09-Dec-2020 10:39
09-Dec-2020 16:33
From the articles I read - The high risk vulnerability is affected on Openssl 1.1.1 & 1.0.2 versions. F5 v15 is running on 1.0.2, so yes this version might be affected.
Fixed in 1.1.1l.
We should wait for an official confirmation on this.
21-Jan-2021 10:23
We did open a support case 6 weeks ago now. The F5 answer was they are evaluating it and we should just keep checking for HotFixes or other content to see if there will be a change. My security folks are not very pleased with that answer so I hope this is reviewed faster.

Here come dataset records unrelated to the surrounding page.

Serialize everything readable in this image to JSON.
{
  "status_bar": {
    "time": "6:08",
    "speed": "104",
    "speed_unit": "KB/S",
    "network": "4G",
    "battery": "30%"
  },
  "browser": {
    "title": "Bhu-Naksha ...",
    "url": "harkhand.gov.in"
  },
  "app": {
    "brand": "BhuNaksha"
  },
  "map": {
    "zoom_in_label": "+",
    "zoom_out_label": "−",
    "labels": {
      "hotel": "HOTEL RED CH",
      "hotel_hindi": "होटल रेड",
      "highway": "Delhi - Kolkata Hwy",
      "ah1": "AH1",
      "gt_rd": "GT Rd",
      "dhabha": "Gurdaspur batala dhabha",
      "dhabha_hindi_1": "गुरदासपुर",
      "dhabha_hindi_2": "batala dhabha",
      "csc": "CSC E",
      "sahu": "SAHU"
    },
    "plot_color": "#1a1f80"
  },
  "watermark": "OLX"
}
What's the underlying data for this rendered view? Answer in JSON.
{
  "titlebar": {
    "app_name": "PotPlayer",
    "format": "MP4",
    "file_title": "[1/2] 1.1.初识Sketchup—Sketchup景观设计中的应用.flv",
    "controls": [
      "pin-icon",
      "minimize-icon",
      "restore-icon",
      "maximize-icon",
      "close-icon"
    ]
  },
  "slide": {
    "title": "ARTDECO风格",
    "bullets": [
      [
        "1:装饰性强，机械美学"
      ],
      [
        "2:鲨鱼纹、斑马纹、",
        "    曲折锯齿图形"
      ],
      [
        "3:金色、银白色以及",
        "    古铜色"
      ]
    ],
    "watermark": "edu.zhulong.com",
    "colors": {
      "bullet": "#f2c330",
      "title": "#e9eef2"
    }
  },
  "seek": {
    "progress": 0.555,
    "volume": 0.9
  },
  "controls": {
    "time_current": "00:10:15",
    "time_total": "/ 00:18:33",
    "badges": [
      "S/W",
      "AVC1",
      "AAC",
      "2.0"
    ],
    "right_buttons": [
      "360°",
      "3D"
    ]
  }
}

We just pinged the case again yesterday but they are itching to close it since they have no response.
I would settle for a workaround but I believe doing anything in an iRule would be too late in the process when using TLS in the BIG-IP.
21-Jan-2021 16:00
The Security Advisory was published last week: https://support.f5.com/csp/article/K42910051
As far as I know, the only mitigation is ingesting only trusted CRLs.
22-Jan-2021 06:36
I believe dealing with CRLs has more to do with what the functions was supposed to do. Looking at the description (and the code for the openssl fix), it would seem a mitigation would be to compare the type before the TLS session is created. I was thinking that an iRule with code handling the CLIENTSSL_CLIENTHELLO
event could use SSL::extensions to check if both GENERAL_NAMEs contain an EDIPARTYNAME (which is what triggers the error).
I do not know enough yet on how to dig into the type to check it yet. I also do not know for certain doing this in an iRule catches it early enough.
Obviously the best solution is for F5 to adopt the OpenSSL fix in OpenSSL 1.1.1i or OpenSSL 1.0.2x.